Add Bingo to your Python path to begin using it from other directories.

```sh

export PYTHONPATH="$PYTHONPATH:/path/to/bingo/"

```

and test it with:

```sh

python -c 'import bingo; import bingocpp'

```

## Contributing

1.  Fork it ()

2.  Create your feature branch (`git checkout -b feature/fooBar`)

3.  Commit your changes (`git commit -am 'Add some fooBar'`)

4.  Push to the branch (`git push origin feature/fooBar`)

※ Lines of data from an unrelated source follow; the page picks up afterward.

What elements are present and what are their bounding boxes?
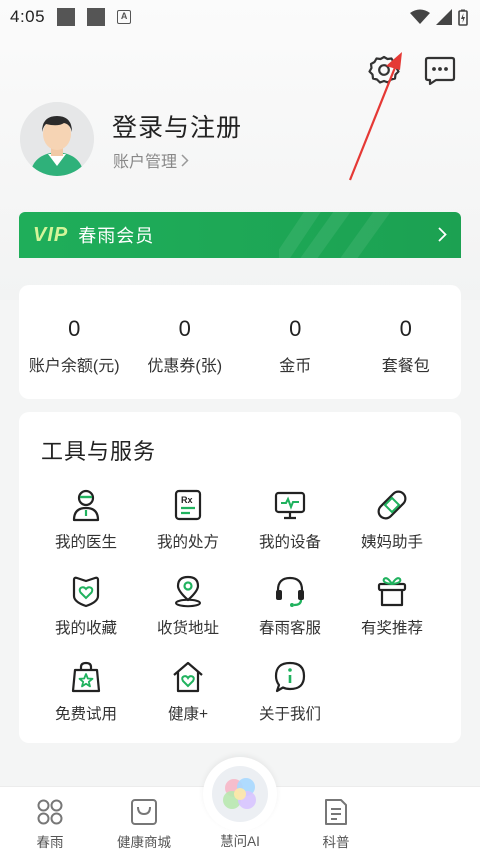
nav-label: 科普: [322, 835, 350, 850]
ai-orb-icon: [223, 778, 256, 809]
stat-value: 0: [399, 316, 412, 341]
bandage-icon: [377, 490, 407, 520]
nav-label: 春雨: [36, 835, 64, 850]
tool-customer-service[interactable]: 春雨客服: [235, 574, 345, 644]
tool-label: 春雨客服: [258, 620, 321, 637]
section-title: 工具与服务: [41, 439, 157, 464]
headset-icon: [276, 576, 304, 607]
stat-label: 金币: [279, 358, 312, 375]
vip-membership-banner[interactable]: VIP 春雨会员: [19, 212, 461, 258]
vip-logo: VIP: [33, 223, 69, 246]
info-icon: [274, 661, 306, 693]
stat-label: 优惠券(张): [147, 358, 223, 375]
tool-my-device[interactable]: 我的设备: [235, 488, 345, 558]
decorative-pattern-icon: [279, 212, 391, 258]
shopping-bag-icon: [131, 799, 157, 825]
nav-label[interactable]: 慧问AI: [190, 830, 290, 850]
doctor-icon: [72, 489, 100, 522]
tool-label: 收货地址: [156, 620, 219, 637]
stat-balance[interactable]: 0 账户余额(元): [19, 285, 130, 399]
chat-bubble-icon: [424, 56, 456, 86]
login-register-title[interactable]: 登录与注册: [112, 108, 242, 144]
article-icon: [325, 799, 347, 825]
tools-services-card: 工具与服务 我的医生 Rx 我的处方 我的设备 姨妈助手 我的收藏 收货地址 春…: [19, 412, 461, 743]
home-grid-icon: [37, 799, 63, 825]
notification-icon: [57, 8, 76, 26]
tool-label: 我的设备: [258, 534, 321, 551]
tool-label: 免费试用: [54, 706, 117, 723]
health-home-icon: [173, 661, 203, 693]
signal-icon: [436, 9, 452, 25]
app-notification-icon: A: [117, 10, 132, 24]
wifi-icon: [410, 9, 430, 24]
tool-label: 关于我们: [258, 706, 321, 723]
stat-packages[interactable]: 0 套餐包: [351, 285, 462, 399]
nav-tab-ai[interactable]: [212, 766, 268, 822]
tool-label: 健康+: [167, 706, 209, 723]
stat-value: 0: [178, 316, 191, 341]
avatar[interactable]: [20, 102, 94, 176]
tool-my-prescription[interactable]: Rx 我的处方: [133, 488, 243, 558]
battery-icon: [458, 9, 468, 26]
svg-text:Rx: Rx: [181, 495, 193, 505]
stat-label: 套餐包: [381, 358, 430, 375]
tool-label: 姨妈助手: [360, 534, 423, 551]
prescription-icon: Rx: [174, 489, 202, 521]
stat-label: 账户余额(元): [28, 358, 120, 375]
nav-tab-home[interactable]: 春雨: [0, 787, 100, 852]
tool-label: 我的医生: [54, 534, 117, 551]
gift-icon: [377, 577, 407, 607]
favorites-icon: [72, 576, 100, 608]
tool-health-plus[interactable]: 健康+: [133, 660, 243, 730]
nav-label: 健康商城: [117, 835, 171, 850]
tool-referral-reward[interactable]: 有奖推荐: [337, 574, 447, 644]
stat-value: 0: [289, 316, 302, 341]
tool-label: 我的处方: [156, 534, 219, 551]
tool-shipping-address[interactable]: 收货地址: [133, 574, 243, 644]
settings-button[interactable]: [366, 52, 402, 88]
account-management-label: 账户管理: [113, 154, 178, 171]
trial-bag-icon: [71, 661, 101, 693]
tool-label: 有奖推荐: [360, 620, 423, 637]
stat-value: 0: [68, 316, 81, 341]
stat-coupons[interactable]: 0 优惠券(张): [130, 285, 241, 399]
stat-gold-coins[interactable]: 0 金币: [240, 285, 351, 399]
tool-about-us[interactable]: 关于我们: [235, 660, 345, 730]
message-button[interactable]: [422, 52, 458, 88]
chevron-right-icon: [181, 153, 189, 167]
account-management-link[interactable]: 账户管理: [113, 148, 189, 172]
nav-tab-science[interactable]: 科普: [286, 787, 386, 852]
tool-my-doctor[interactable]: 我的医生: [31, 488, 141, 558]
tool-label: 我的收藏: [54, 620, 117, 637]
notification-icon: [87, 8, 106, 26]
status-bar: 4:05 A: [0, 0, 480, 34]
location-icon: [175, 575, 201, 608]
user-avatar-icon: [20, 102, 94, 176]
chevron-right-icon: [438, 227, 447, 242]
vip-label: 春雨会员: [78, 226, 155, 246]
account-stats-card: 0 账户余额(元) 0 优惠券(张) 0 金币 0 套餐包: [19, 285, 461, 399]
status-time: 4:05: [10, 7, 46, 26]
monitor-icon: [274, 491, 306, 520]
nav-tab-health-mall[interactable]: 健康商城: [94, 787, 194, 852]
tool-period-assistant[interactable]: 姨妈助手: [337, 488, 447, 558]
tool-my-favorites[interactable]: 我的收藏: [31, 574, 141, 644]
tool-free-trial[interactable]: 免费试用: [31, 660, 141, 730]
gear-icon: [368, 55, 400, 84]
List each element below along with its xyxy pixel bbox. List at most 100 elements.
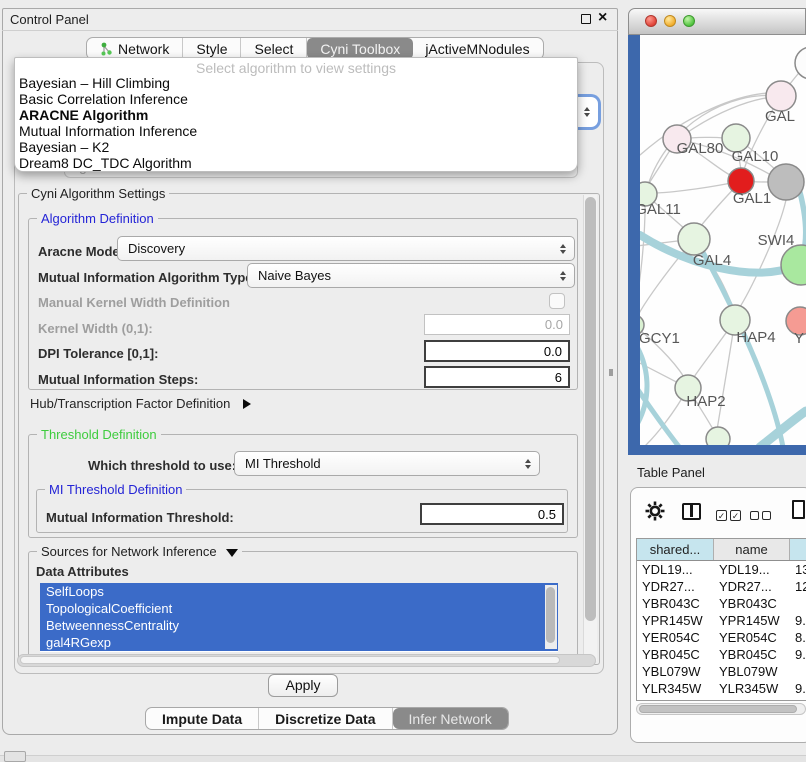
table-cell[interactable]: YPR145W [714, 612, 790, 629]
table-row[interactable]: YBL079WYBL079W [637, 663, 806, 680]
attribute-item-betweennesscentrality[interactable]: BetweennessCentrality [40, 617, 558, 634]
column-header-2[interactable] [790, 539, 806, 560]
table-cell[interactable]: YIL052C [637, 697, 714, 701]
algorithm-option-bayesian-hill-climbing[interactable]: Bayesian – Hill Climbing [15, 75, 577, 91]
document-icon[interactable] [792, 500, 805, 519]
table-cell[interactable]: YBL079W [637, 663, 714, 680]
kernel-width-label: Kernel Width (0,1): [38, 321, 153, 336]
attributes-scrollbar[interactable] [545, 585, 557, 649]
table-hscrollbar[interactable] [636, 703, 806, 715]
table-row[interactable]: YLR345WYLR345W9. [637, 680, 806, 697]
split-view-icon[interactable] [682, 503, 701, 520]
expander-collapsed-icon [243, 399, 251, 409]
table-cell[interactable]: YBR045C [714, 646, 790, 663]
table-cell[interactable]: YER054C [637, 629, 714, 646]
table-row[interactable]: YER054CYER054C8. [637, 629, 806, 646]
hub-definition-expander[interactable]: Hub/Transcription Factor Definition [30, 396, 251, 411]
bottom-tab-infer-network[interactable]: Infer Network [393, 708, 508, 729]
mi-type-combo[interactable]: Naive Bayes [247, 263, 575, 288]
table-cell[interactable] [790, 595, 806, 612]
table-row[interactable]: YDR27...YDR27...12 [637, 578, 806, 595]
table-cell[interactable]: YDR27... [714, 578, 790, 595]
aracne-mode-label: Aracne Mode: [38, 244, 124, 259]
algorithm-option-basic-correlation-inference[interactable]: Basic Correlation Inference [15, 91, 577, 107]
tab-jactivemnodules[interactable]: jActiveMNodules [412, 38, 542, 59]
aracne-mode-combo[interactable]: Discovery [117, 236, 575, 261]
table-row[interactable]: YIL052CYIL052C9. [637, 697, 806, 701]
which-threshold-combo[interactable]: MI Threshold [234, 451, 540, 476]
dpi-tolerance-field[interactable]: 0.0 [424, 340, 570, 362]
panel-divider-handle[interactable] [609, 369, 613, 376]
mi-threshold-field[interactable]: 0.5 [420, 503, 564, 525]
table-cell[interactable]: YDL19... [637, 561, 714, 578]
table-cell[interactable]: YDL19... [714, 561, 790, 578]
manual-kernel-checkbox[interactable] [549, 293, 565, 309]
table-cell[interactable] [790, 663, 806, 680]
table-cell[interactable]: 9. [790, 680, 806, 697]
table-cell[interactable]: YBL079W [714, 663, 790, 680]
node-table: shared...name YDL19...YDL19...13YDR27...… [636, 538, 806, 701]
network-node[interactable] [706, 427, 730, 451]
table-cell[interactable]: 12 [790, 578, 806, 595]
table-cell[interactable]: YBR045C [637, 646, 714, 663]
attribute-item-gal4rgexp[interactable]: gal4RGexp [40, 634, 558, 651]
docked-panel-icon[interactable] [4, 751, 26, 762]
table-row[interactable]: YPR145WYPR145W9. [637, 612, 806, 629]
table-cell[interactable]: YDR27... [637, 578, 714, 595]
algorithm-option-aracne-algorithm[interactable]: ARACNE Algorithm [15, 107, 577, 123]
algorithm-option-mutual-information-inference[interactable]: Mutual Information Inference [15, 123, 577, 139]
settings-hscrollbar-thumb[interactable] [20, 656, 560, 664]
bottom-tab-impute-data[interactable]: Impute Data [146, 708, 259, 729]
table-cell[interactable]: YLR345W [714, 680, 790, 697]
window-minimize-button[interactable] [664, 15, 676, 27]
tab-network[interactable]: Network [87, 38, 183, 59]
checked-columns-icon[interactable]: ✓✓ [716, 506, 744, 524]
mi-threshold-definition-title: MI Threshold Definition [45, 482, 186, 497]
settings-scrollbar-thumb[interactable] [585, 197, 596, 621]
network-node-gal4[interactable] [678, 223, 710, 255]
mi-steps-field[interactable]: 6 [424, 366, 570, 388]
kernel-width-field[interactable]: 0.0 [424, 314, 570, 335]
gear-icon[interactable] [644, 500, 666, 522]
table-cell[interactable]: 8. [790, 629, 806, 646]
tab-style[interactable]: Style [183, 38, 241, 59]
network-node[interactable] [768, 164, 804, 200]
table-cell[interactable]: YIL052C [714, 697, 790, 701]
table-cell[interactable]: YBR043C [637, 595, 714, 612]
network-node-gal[interactable] [766, 81, 796, 111]
bottom-tab-discretize-data[interactable]: Discretize Data [259, 708, 392, 729]
apply-button[interactable]: Apply [268, 674, 338, 697]
table-cell[interactable]: 9. [790, 646, 806, 663]
tab-select[interactable]: Select [241, 38, 307, 59]
attribute-item-selfloops[interactable]: SelfLoops [40, 583, 558, 600]
table-cell[interactable]: YLR345W [637, 680, 714, 697]
table-row[interactable]: YDL19...YDL19...13 [637, 561, 806, 578]
window-close-button[interactable] [645, 15, 657, 27]
column-header-shared[interactable]: shared... [637, 539, 714, 560]
attribute-item-topologicalcoefficient[interactable]: TopologicalCoefficient [40, 600, 558, 617]
control-panel-title: Control Panel [10, 12, 89, 27]
table-cell[interactable]: YBR043C [714, 595, 790, 612]
network-canvas[interactable]: GALGAL80GAL10GAL1GAL11GAL4SWI4GCY1HAP4YH… [628, 35, 806, 455]
table-hscrollbar-thumb[interactable] [639, 705, 797, 713]
algorithm-option-bayesian-k2[interactable]: Bayesian – K2 [15, 139, 577, 155]
table-cell[interactable]: YER054C [714, 629, 790, 646]
window-zoom-button[interactable] [683, 15, 695, 27]
column-header-name[interactable]: name [714, 539, 790, 560]
tab-cyni-toolbox[interactable]: Cyni Toolbox [307, 38, 413, 59]
settings-scrollbar[interactable] [583, 195, 597, 661]
close-icon[interactable]: × [598, 9, 607, 27]
algorithm-option-dream8-dc-tdc-algorithm[interactable]: Dream8 DC_TDC Algorithm [15, 155, 577, 171]
table-cell[interactable]: 9. [790, 612, 806, 629]
combo-stepper-icon [560, 271, 566, 281]
sources-group-title[interactable]: Sources for Network Inference [37, 544, 242, 559]
unchecked-columns-icon[interactable] [750, 507, 774, 525]
float-window-icon[interactable] [581, 14, 591, 24]
table-cell[interactable]: 9. [790, 697, 806, 701]
settings-hscrollbar[interactable] [17, 654, 596, 667]
table-row[interactable]: YBR043CYBR043C [637, 595, 806, 612]
attributes-scrollbar-thumb[interactable] [546, 587, 555, 643]
table-cell[interactable]: YPR145W [637, 612, 714, 629]
table-cell[interactable]: 13 [790, 561, 806, 578]
table-row[interactable]: YBR045CYBR045C9. [637, 646, 806, 663]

5.  Create a new Pull Request

# Citing Bingo

Please consider citing the following reference when using bingo in your works.

### MLA:

Randall, David L., et al. "Bingo: a customizable framework for symbolic regression with genetic programming." Proceedings of the Genetic and Evolutionary Computation Conference Companion. 2022.

### Bibtex:

```latex

@inproceedings{randall2022bingo,

  title={Bingo: a customizable framework for symbolic regression with genetic programming},

  author={Randall, David L and Townsend, Tyler S and Hochhalter, Jacob D and Bomarito, Geoffrey F},

  booktitle={Proceedings of the Genetic and Evolutionary Computation Conference Companion},

  pages={2282--2288},

  year={2022}

}

```

# Versioning

We use [SemVer](http://semver.org/) for versioning. For the versions available, 

see the [tags on this repository](https://github.com/nasa/bingo/tags). 

# Authors

*   Geoffrey Bomarito

*   Tyler Townsend

*   Jacob Hochhalter

*   David Randall

*   Ethan Adams

*   Kathryn Esham

*   Diana Vera

  

# License 

Copyright 2018 United States Government as represented by the Administrator of 

the National Aeronautics and Space Administration. No copyright is claimed in 

the United States under Title 17, U.S. Code. All Other Rights Reserved.

The Bingo Mini-app framework is licensed under the Apache License, Version 2.0 

(the "License"); you may not use this application except in compliance with the 

License. You may obtain a copy of the License at 

http://www.apache.org/licenses/LICENSE-2.0 .

Unless required by applicable law or agreed to in writing, software distributed 

under the License is distributed on an "AS IS" BASIS, WITHOUT WARRANTIES OR 

CONDITIONS OF ANY KIND, either express or implied. See the License for the 

specific language governing permissions and limitations under the License.